2. Aggregation will be at the expense of participation Executives are basing their competitive strategy on aggregation. "The theory," said one exec familiar with the media companies' plans, "is that if you were to aggregate enough exclusive content in one place, you could actually change viewing patterns."
Well, sorta. Aggregation in and of itself attracts viewers, but participatory aggregation is the real honeypot. YouTube, after all, began with one video, and the site grew because there was a direct correlation between ease of access and ease of contribution.
In other words, YouTube made it easy to watch and easy to upload, thereby gaining an audience on both ends of the spectrum. Any network video site will concentrate most of its energies on getting people to watch, not getting people to participate.
3. The idea of YouTube is outdated YouTube grew because it was novel to watch video online. The site subsequently gained critical mass and accidentally became the standard for video aggregation on the Web. But now there are hundreds of sites that display video clips and allow you to embed them and rate them and comment on them. How are those sites different? They're not. Each of these sites are based on aggregation. But aggregation is passe.
Market needs are moving beyond aggregation to specialization. It's no longer novel to know what every 13-year-old thinks is funny online. And while YouTube's "most viewed" will always be an appealing curiosity, what we really want is the best content and the content that appeals to us as individuals. Sites that enable this evolution by culling and directing us to the best content will be the next big success stories.
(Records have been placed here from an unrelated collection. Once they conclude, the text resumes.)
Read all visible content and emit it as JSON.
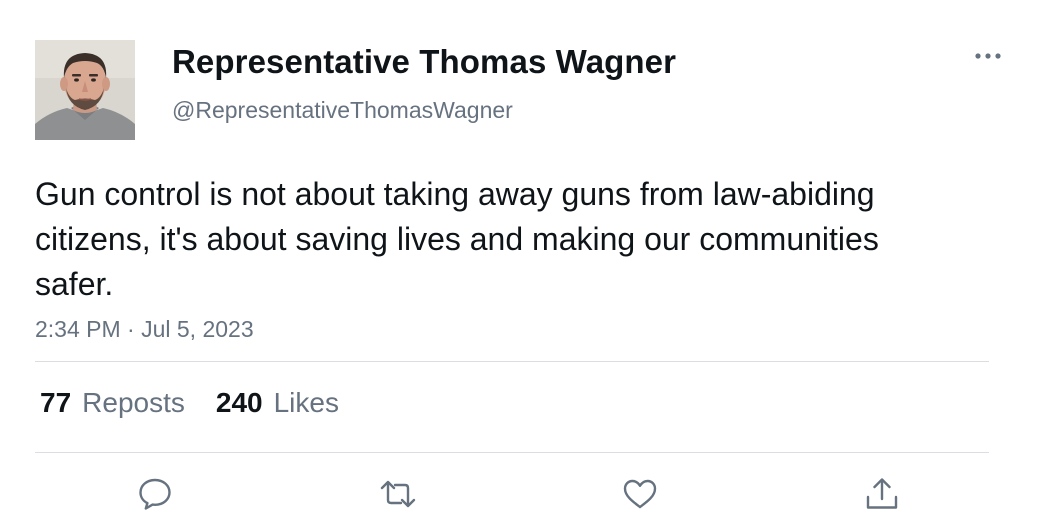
{
  "author": {
    "display_name": "Representative Thomas Wagner",
    "handle": "@RepresentativeThomasWagner"
  },
  "tweet": {
    "text": "Gun control is not about taking away guns from law-abiding citizens, it's about saving lives and making our communities safer.",
    "timestamp": "2:34 PM · Jul 5, 2023"
  },
  "stats": {
    "reposts_count": "77",
    "reposts_label": "Reposts",
    "likes_count": "240",
    "likes_label": "Likes"
  },
  "icons": {
    "more": "more-horizontal-icon",
    "reply": "reply-icon",
    "repost": "repost-icon",
    "like": "heart-icon",
    "share": "share-icon"
  },
  "colors": {
    "text_primary": "#0f1419",
    "text_secondary": "#66727f",
    "divider": "#dadde1"
  }
}
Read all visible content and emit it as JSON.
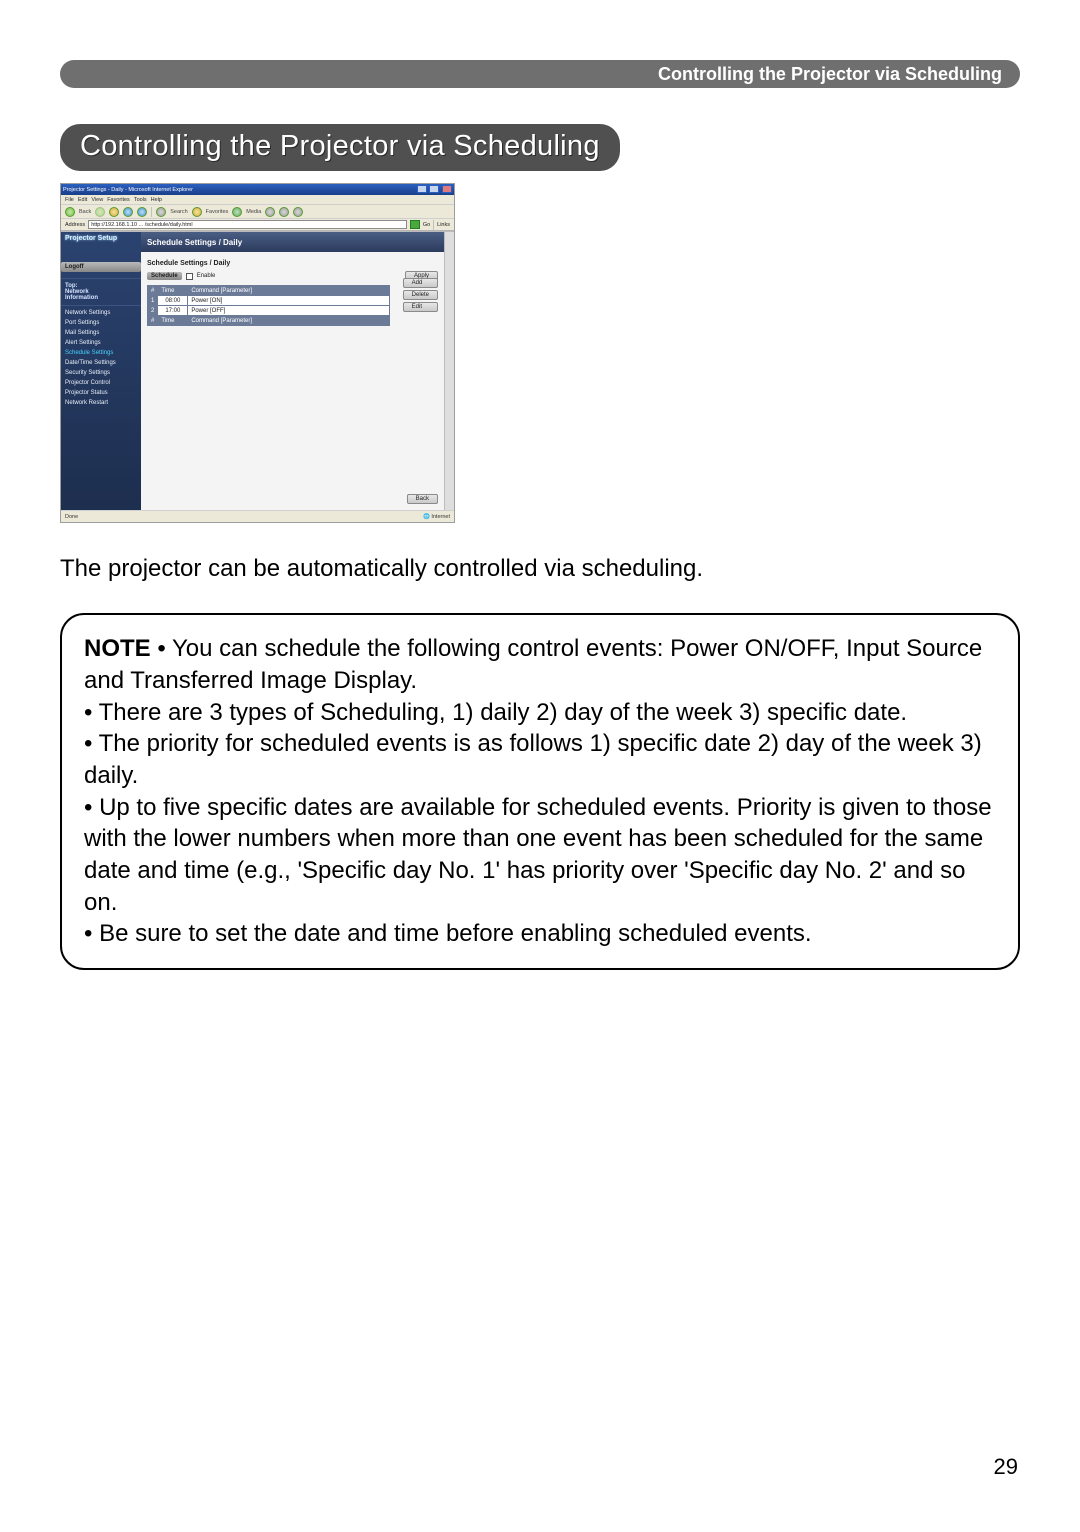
{
  "header_bar": "Controlling the Projector via Scheduling",
  "main_heading": "Controlling the Projector via Scheduling",
  "page_number": "29",
  "body_paragraph": "The projector can be automatically controlled via scheduling.",
  "note": {
    "label": "NOTE",
    "lines": [
      "• You can schedule the following control events: Power ON/OFF, Input Source and Transferred Image Display.",
      "• There are 3 types of Scheduling, 1) daily 2) day of the week 3) specific date.",
      "• The priority for scheduled events is as follows 1) specific date 2) day of the week 3) daily.",
      "• Up to five specific dates are available for scheduled events. Priority is given to those with the lower numbers when more than one event has been scheduled for the same date and time (e.g., 'Specific day No. 1' has priority over 'Specific day No. 2' and so on.",
      "• Be sure to set the date and time before enabling scheduled events."
    ]
  },
  "ie": {
    "title": "Projector Settings - Daily - Microsoft Internet Explorer",
    "menu": [
      "File",
      "Edit",
      "View",
      "Favorites",
      "Tools",
      "Help"
    ],
    "toolbar": {
      "back": "Back",
      "search": "Search",
      "favorites": "Favorites",
      "media": "Media"
    },
    "address_label": "Address",
    "address_url": "http://192.168.1.10 ... /schedule/daily.html",
    "go": "Go",
    "links": "Links",
    "status_left": "Done",
    "status_right": "Internet",
    "sidebar": {
      "brand": "Projector Setup",
      "logoff": "Logoff",
      "items": [
        {
          "label": "Top:\nNetwork\nInformation",
          "kind": "bold"
        },
        {
          "label": "Network Settings",
          "kind": "link"
        },
        {
          "label": "Port Settings",
          "kind": "link"
        },
        {
          "label": "Mail Settings",
          "kind": "link"
        },
        {
          "label": "Alert Settings",
          "kind": "link"
        },
        {
          "label": "Schedule Settings",
          "kind": "current"
        },
        {
          "label": "Date/Time Settings",
          "kind": "link"
        },
        {
          "label": "Security Settings",
          "kind": "link"
        },
        {
          "label": "Projector Control",
          "kind": "link"
        },
        {
          "label": "Projector Status",
          "kind": "link"
        },
        {
          "label": "Network Restart",
          "kind": "link"
        }
      ]
    },
    "content": {
      "title": "Schedule Settings / Daily",
      "crumb": "Schedule Settings / Daily",
      "schedule_pill": "Schedule",
      "enable_label": "Enable",
      "btn_apply": "Apply",
      "btn_add": "Add",
      "btn_delete": "Delete",
      "btn_edit": "Edit",
      "btn_back": "Back",
      "table": {
        "headers": [
          "#",
          "Time",
          "Command [Parameter]"
        ],
        "rows": [
          {
            "mark": "1",
            "time": "08:00",
            "cmd": "Power [ON]"
          },
          {
            "mark": "2",
            "time": "17:00",
            "cmd": "Power [OFF]"
          }
        ],
        "footer_headers": [
          "#",
          "Time",
          "Command [Parameter]"
        ]
      }
    }
  }
}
If you zoom into the long tail, you see that every niche in the tail has its own unique "top 40" hits. So while the long tail graph is important in a mass market sense, on the personal level a more appropriate graph would be the upside-down bell curve. We like the hits, we detest the middle-brow crap, and we like the niche content that speaks to our idiosyncratic preferences.
4. Networks will try to control content, and users will go elsewhere The networks will impose rules on its site. They will moderate comments, subject any uploaded content to review, intersperse advertising in obnoxious places, insert DRM to make videos un-copyable and generally sanitize the user experience.
5. Design by committee They say there's no "I" in team. Well, there ain't no "CBS" and "NBC" either. Not only are there competing agendas between the networks -- which are at each other's throats in the ratings race anyway -- there are also competing agendas within the individual networks as well.
For example, which departments at each network get the most say in how this supposed site will work? And what's the ad buy going to look like for this monster? Will it be a value ad for TV buys or an independent deal, and what if the networks want to do that differently? And then, if you can buy advertising for all three networks on the same site, does that diminish the individual power of each brand?
At the end of the day, the networks may just be posturing to generate more concessions from Google and YouTube. The likelihood that the biggest media companies will work together to stave off YouTube seems ludicrous, especially when each individual company could create their own site.
I think we'll see things settle down. Right now the networks are scared about all this talk about how big YouTube is. But instead of playing the "mine's bigger than yours" game, the networks should be concentrating on just getting their content out in as many ways as possible.